Quarto album e come sempre tanta carne al fuoco per i Communic, band svedese che fin dalla fondazione ha dichiarato guerra al metal di facile ascolto.

In “The Bottom Deep” l’amalgama musicale di power, progressive e – soprattutto – thrash viene ulteriormente raffinato attraverso tracce sempre lunghe, dense come budini, piene di passaggi e appena meno impegnative rispetto al passato. Un approccio timidamente più diretto, infatti, caratterizza le tracce di testa e di coda, che sono anche le migliori del disco, lasciando le tre centrali più inclini a suscitare semplice sopore.

Una valanga di chitarra e uno stile personale pressoché consolidato, questo sono i Communic e “The Bottom Deep”.

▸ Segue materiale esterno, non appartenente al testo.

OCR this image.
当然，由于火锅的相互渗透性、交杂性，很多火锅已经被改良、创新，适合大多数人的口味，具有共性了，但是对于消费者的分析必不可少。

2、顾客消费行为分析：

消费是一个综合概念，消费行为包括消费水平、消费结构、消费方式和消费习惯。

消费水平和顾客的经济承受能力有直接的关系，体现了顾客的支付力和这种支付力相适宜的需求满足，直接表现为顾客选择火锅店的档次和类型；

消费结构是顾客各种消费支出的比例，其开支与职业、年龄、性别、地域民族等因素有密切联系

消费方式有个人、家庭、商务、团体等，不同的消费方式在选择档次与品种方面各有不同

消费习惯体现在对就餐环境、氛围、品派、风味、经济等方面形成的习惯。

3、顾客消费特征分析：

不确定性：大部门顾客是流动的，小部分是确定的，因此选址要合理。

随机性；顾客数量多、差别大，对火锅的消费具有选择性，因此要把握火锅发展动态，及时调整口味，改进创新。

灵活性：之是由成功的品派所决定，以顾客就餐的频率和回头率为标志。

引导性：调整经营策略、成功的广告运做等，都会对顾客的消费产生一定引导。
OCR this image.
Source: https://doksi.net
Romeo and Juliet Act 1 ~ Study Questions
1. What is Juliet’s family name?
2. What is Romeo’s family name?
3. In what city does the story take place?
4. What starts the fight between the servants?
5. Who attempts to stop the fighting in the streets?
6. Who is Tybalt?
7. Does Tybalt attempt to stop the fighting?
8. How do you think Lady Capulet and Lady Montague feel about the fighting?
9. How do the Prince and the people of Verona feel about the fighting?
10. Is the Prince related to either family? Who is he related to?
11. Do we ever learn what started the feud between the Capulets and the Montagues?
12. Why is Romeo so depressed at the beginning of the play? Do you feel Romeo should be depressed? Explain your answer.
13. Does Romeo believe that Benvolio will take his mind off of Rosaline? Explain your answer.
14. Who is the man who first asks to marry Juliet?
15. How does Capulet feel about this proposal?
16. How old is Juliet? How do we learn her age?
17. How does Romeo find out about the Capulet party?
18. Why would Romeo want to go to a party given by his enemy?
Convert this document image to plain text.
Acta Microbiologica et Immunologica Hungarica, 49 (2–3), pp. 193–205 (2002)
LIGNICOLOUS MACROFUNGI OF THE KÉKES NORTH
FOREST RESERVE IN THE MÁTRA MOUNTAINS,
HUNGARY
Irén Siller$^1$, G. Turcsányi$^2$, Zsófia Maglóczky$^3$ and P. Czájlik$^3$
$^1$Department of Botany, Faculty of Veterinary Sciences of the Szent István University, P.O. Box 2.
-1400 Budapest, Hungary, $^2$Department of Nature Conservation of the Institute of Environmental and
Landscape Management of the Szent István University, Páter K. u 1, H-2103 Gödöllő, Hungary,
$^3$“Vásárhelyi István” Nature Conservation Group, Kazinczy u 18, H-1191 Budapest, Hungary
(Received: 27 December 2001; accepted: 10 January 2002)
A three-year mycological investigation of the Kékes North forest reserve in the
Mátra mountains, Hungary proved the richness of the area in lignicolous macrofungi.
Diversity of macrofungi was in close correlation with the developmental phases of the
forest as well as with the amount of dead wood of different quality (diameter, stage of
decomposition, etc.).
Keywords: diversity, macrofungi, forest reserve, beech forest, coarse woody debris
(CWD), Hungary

La band si produce in uno sforzo davvero notevole, creando tracce dal minutaggio alto, infarcite di riffoni aggressivi, di volta in volta riportati sotto controllo da trovate melodiche. La voce di Stensland è malleabile, potente e genuinamente “metal” nella sua timbrica poco connotata. La possente batteria è la co-protagonista, mentre il basso si limita a pompare le linee di chitarra. Un lavoro che lascia sensazioni contrastanti, comprese tra senso di potenza e noia.